Character Analysis Rachel Brown


Rachel Brown, the 22-year-old daughter of Reverend Jeremiah Brown, is a "pretty, but not beautiful" girl. She is a kind and gentle person who dislikes controversy. Rachel is a second-grade schoolteacher and close friend of Bert Cates. She is a purely fictitious character created by Lawrence and Lee. She has no counterpart in the Scopes trial.
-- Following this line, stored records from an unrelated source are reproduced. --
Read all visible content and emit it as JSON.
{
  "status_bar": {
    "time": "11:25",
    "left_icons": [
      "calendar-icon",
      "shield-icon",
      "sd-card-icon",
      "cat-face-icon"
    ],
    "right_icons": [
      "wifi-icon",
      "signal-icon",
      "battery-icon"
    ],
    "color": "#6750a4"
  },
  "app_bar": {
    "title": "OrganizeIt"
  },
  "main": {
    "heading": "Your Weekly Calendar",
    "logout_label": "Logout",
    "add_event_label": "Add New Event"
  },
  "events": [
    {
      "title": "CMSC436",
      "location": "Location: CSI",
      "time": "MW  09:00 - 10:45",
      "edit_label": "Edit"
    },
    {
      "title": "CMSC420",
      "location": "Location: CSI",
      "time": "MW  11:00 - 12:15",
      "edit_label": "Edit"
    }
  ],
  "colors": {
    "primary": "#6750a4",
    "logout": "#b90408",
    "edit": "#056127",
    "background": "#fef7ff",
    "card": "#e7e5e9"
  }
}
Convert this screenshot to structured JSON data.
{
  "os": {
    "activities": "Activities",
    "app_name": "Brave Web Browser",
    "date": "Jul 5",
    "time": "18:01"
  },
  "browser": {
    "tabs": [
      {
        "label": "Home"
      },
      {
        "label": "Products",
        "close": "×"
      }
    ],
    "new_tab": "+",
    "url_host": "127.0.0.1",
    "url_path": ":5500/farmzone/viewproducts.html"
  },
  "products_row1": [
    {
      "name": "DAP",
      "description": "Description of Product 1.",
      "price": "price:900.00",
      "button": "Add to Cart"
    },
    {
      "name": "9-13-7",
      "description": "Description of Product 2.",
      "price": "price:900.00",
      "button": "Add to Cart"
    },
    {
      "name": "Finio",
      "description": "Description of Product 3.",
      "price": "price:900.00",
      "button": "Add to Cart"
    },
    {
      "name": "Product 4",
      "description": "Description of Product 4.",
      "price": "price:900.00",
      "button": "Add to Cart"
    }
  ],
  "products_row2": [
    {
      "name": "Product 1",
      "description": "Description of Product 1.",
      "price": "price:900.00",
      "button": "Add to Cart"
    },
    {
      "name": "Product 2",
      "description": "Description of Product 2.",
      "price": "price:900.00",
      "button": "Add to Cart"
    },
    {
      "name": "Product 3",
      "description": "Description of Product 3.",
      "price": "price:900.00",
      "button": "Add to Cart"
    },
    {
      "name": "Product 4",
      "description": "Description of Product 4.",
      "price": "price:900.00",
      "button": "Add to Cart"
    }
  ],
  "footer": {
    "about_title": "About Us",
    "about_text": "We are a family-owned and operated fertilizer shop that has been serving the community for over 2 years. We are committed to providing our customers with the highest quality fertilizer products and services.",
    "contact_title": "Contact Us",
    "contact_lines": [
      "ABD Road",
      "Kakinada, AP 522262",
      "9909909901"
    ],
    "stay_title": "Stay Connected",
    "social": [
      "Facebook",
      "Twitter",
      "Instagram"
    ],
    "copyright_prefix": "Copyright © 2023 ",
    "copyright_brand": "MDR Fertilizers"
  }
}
Rachel is a dynamic character, a character that is transformed by her experiences and actions. The audience is first introduced to Rachel as she visits Cates in jail. She is nervous and unsure of herself because she has never been to the jail before and because she knows that her father would disapprove of her visiting Cates. Rachel meets Cates and tries to persuade him to admit that he was wrong to teach evolution to his students. She wants him to be on the "right side of things," the side her father is on, the side of fundamentalism.

Rachel's father, a zealous fundamentalist preacher, raised her, and she learned at a young age to fear her father and any thoughts she ever had that deviated from fundamentalism. For Rachel, it had always been " . . . safer not to think at all." She is confused because she loves Cates who believes in academic freedom, yet academic freedom (freedom of thought) is in opposition to her fundamentalist beliefs (a strict interpretation of the Bible).

Rachel questions her own beliefs as she gains awareness of the respect that Drummond and Hornbeck have for Cates. Later, when her father holds a prayer meeting and prays that Cates be destroyed, Rachel automatically defends Cates, only to have her father call for retribution against her also. Disappointed and disillusioned, Rachel must face the fact that her father and his beliefs — and embarrassingly her own beliefs — are narrow-minded and intolerant.

When Rachel testifies against Cates, the stage directions compare her to Brutus, a character in Shakespeare's Julius Caesar who betrays his friend Caesar. By testifying, Rachel betrays Cates. The situation becomes unbearable for Rachel when she is on the witness stand, and it results in her near breakdown.

After reading On the Origin of Species by Darwin, Rachel admits to Cates and Drummond that she doesn't agree with the theory of evolution but realizes and understands the importance of having the freedom to think. Rachel acts on her newfound awareness by leaving her father and his influence over her. She leaves Hillsboro with Cates.